Ever since he diverted his career from academia (he has a PhD in the history of English witchcraft) into full-time singing, Bostridge has trodden his own musical path.

He does not play an instrument, did not go to music college and has no formal training in music theory beyond O-level.

"But I am not self-taught," he says, correcting a common misconception. "I was helped by a lot of excellent teachers along the way. I developed weird habits at the beginning, and have spent a lot of time trying to get rid of the ones that interfered with vocal production. Others I am not so bothered about."

He made his operatic debut nearly 20 years ago at the Edinburgh International Festival, singing Lysander in an Opera Australia production of Britten's A Midsummer Night's Dream directed by Baz Luhrmann, and Britten's operas have remained a staple ever since. Stravinsky, Monteverdi and Mozart also suit his voice, and he plays the role of Caliban in Thomas Ades's opera The Tempest with touching nobility.

But it is in smaller settings that Bostridge's extraordinary talent for words - for declaiming them, for unpicking their subtlest layers, for inhabiting the characters that they portray - really comes into its own. And it is in song recital mode that he makes his visit to this year's Edinburgh International Festival.

Teaming up with the German pianist Lars Vogt is, he says, "a very intimate experience; often I find myself leaning into the piano and just listening to what he is doing". Together they perform songs by Brahms, Schumann and the American composer Charles Ives.

The German songs (Schumann's Opus 32 set and Brahms's Kerner Lieder Opus 35) date from their composers' mid-careers: what is interesting about that, says Bostridge, is "how extraordinarily differently their careers had developed by that point".

"Schumann did not write any songs in his youth - his piano pieces of the 1830s are full of literary references, but his passion for the voice hadn't blossomed yet.

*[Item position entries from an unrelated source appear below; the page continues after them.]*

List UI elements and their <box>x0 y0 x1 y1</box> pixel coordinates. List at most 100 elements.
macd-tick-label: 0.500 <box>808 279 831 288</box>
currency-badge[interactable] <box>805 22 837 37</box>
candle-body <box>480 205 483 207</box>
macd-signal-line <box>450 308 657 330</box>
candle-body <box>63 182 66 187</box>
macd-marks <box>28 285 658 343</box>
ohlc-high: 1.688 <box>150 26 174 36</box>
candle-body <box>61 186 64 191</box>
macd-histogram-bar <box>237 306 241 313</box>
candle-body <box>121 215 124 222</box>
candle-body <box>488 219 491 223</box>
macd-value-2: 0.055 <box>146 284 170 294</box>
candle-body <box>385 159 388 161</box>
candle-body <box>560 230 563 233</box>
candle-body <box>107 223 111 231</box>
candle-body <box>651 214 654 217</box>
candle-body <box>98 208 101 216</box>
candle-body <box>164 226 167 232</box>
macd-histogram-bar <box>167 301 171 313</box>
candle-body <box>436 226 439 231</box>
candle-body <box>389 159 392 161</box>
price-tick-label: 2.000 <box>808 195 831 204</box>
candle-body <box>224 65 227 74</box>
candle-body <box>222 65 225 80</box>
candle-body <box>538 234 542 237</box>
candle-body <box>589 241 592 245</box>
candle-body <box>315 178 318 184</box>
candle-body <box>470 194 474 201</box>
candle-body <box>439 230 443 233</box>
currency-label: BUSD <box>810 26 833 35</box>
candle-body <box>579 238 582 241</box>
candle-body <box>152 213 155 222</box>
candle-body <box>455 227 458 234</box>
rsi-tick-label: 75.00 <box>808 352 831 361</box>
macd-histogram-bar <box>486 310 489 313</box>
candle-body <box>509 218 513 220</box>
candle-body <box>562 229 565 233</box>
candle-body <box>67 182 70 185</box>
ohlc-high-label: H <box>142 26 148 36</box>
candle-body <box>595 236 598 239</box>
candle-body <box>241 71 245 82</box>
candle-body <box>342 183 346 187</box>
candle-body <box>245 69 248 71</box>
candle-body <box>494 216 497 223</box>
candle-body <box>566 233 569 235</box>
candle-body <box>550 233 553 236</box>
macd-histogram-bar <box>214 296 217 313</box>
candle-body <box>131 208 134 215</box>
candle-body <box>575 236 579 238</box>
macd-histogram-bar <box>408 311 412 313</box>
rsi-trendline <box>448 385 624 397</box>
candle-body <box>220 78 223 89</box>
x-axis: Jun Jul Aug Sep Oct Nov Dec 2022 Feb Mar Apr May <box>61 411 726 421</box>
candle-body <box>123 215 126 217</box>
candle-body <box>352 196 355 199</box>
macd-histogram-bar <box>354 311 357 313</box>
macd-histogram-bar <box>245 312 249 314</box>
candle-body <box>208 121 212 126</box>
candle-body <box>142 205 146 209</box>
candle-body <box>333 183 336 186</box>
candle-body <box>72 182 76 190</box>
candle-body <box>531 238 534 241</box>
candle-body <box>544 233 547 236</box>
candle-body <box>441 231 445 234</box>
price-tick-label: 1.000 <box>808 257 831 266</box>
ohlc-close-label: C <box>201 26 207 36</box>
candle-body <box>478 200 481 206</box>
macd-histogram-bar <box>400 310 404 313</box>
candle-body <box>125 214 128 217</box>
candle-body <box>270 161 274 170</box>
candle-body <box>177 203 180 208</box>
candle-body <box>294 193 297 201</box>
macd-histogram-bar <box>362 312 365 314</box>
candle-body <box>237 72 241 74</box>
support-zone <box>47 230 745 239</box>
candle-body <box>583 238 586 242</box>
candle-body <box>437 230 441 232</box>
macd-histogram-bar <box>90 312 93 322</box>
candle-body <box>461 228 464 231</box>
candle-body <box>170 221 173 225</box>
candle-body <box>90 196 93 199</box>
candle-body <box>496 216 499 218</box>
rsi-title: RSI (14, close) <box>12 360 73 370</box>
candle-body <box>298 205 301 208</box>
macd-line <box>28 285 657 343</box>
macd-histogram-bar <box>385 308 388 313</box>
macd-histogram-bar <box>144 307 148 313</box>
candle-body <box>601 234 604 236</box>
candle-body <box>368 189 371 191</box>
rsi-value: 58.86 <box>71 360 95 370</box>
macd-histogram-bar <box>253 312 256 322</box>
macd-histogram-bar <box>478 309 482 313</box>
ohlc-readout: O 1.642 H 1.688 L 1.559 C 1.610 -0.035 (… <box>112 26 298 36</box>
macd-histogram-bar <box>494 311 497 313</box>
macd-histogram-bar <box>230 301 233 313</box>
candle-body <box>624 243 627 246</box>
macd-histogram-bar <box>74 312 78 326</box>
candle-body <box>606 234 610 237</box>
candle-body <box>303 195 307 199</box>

"Then in 1840 he finally married Clara and wrote masses of songs that abound with emotion. Brahms, on the other hand, wrote songs throughout his career, and they often show a more direct, more intimate, perhaps less intellectual side than is always evident in his instrumental music."

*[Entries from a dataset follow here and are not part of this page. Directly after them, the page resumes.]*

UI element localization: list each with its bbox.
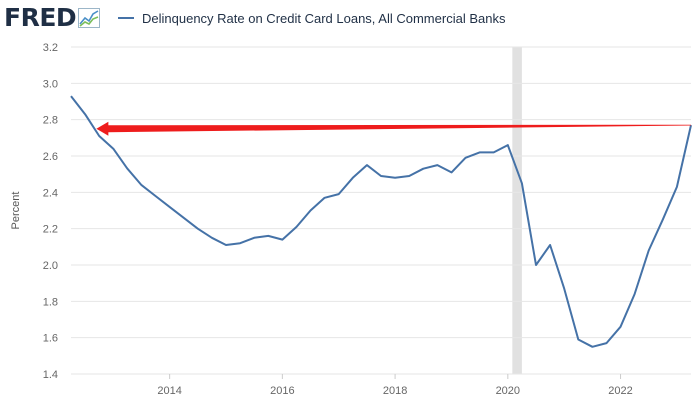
x-tick-label: 2018	[383, 385, 407, 397]
y-tick-label: 2.4	[43, 187, 58, 199]
y-tick-label: 2.6	[43, 151, 58, 163]
legend-swatch	[118, 17, 134, 19]
x-tick-label: 2022	[608, 385, 632, 397]
chart-legend: Delinquency Rate on Credit Card Loans, A…	[118, 8, 505, 28]
x-tick-label: 2014	[157, 385, 181, 397]
x-axis-ticks: 2014 2016 2018 2020 2022	[157, 374, 633, 397]
recession-bands	[512, 47, 522, 374]
legend-series-label: Delinquency Rate on Credit Card Loans, A…	[142, 10, 506, 26]
y-axis-ticks: 1.4 1.6 1.8 2.0 2.2 2.4 2.6 2.8 3.0 3.2	[43, 42, 58, 381]
y-tick-label: 3.0	[43, 78, 58, 90]
y-axis-title: Percent	[10, 192, 22, 230]
grid-lines	[71, 46, 691, 375]
y-tick-label: 2.8	[43, 115, 58, 127]
annotation-arrow	[96, 121, 691, 136]
y-tick-label: 1.6	[43, 333, 58, 345]
fred-logo-text: FRED	[4, 3, 77, 32]
series-line	[70, 95, 692, 348]
y-tick-label: 1.4	[43, 369, 58, 381]
recession-band	[512, 47, 522, 374]
x-tick-label: 2020	[496, 385, 520, 397]
x-tick-label: 2016	[270, 385, 294, 397]
y-tick-label: 2.0	[43, 260, 58, 272]
line-chart-icon	[78, 8, 101, 28]
series-lines	[70, 95, 692, 348]
y-tick-label: 2.2	[43, 224, 58, 236]
y-tick-label: 1.8	[43, 296, 58, 308]
annotations	[96, 121, 691, 136]
fred-logo[interactable]: FRED	[4, 3, 101, 32]
y-tick-label: 3.2	[43, 42, 58, 54]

Is it difficult to convey that intimacy in a space as big as the Usher Hall? "Not really. Our job is to shrink the space. Often the sound from the stage is best heard up in the balconies, so it is just a question of making the audience feel close. And that is about emotional conviction."

Bostridge says that when he sings Lieder he becomes the protagonist in his mind - an embodiment of the poet's character "in order to create a unified dramatic thrust through the songs. Sometimes I imagine a narrative that ties it all together: nothing elaborate, just something to hang the drama on."

The Ives songs are a bit of a departure for Bostridge, and likely for much of the EIF audience. Ives (1874-1954) is probably best known for his irreverent, sometimes illogical, strangely poignant sonic montages of American life at the beginning of the 20th century. Military band marches, hymns, European modernism and popular parlour tunes all mash together in his orchestral music, which is often brash and beautiful all at once. He also wrote songs throughout his life: he self-published a collection of 114, the earliest of which laments the death of his family cat.

The mood lapses from sentimental to silly to sad - "they're extraordinarily epigrammatic," says Bostridge, "some as short as 30 seconds and quite funny, some that include speaking, one with a blast of whistling. They're little mood vignettes."

Ives, like Bostridge, had a non-musical first career. He was an life insurance man, partner of the biggest firm in America by 1910, who made a lot of money and proved an innovator in his field (his writings on the insurance business are still studied to this day).

He composed for fun at night and on weekends. "Writing songs was always important to him," says Bostridge. "There were a lot of German émigrés around New York and Connecticut, for whom songs were an important part of late-19th century musical culture."

For Ives, whose experimental side took time to find its feet in larger musical forms, songs were an unbridled expressive release. In the hands of Vogt and Bostridge they should sound it, too.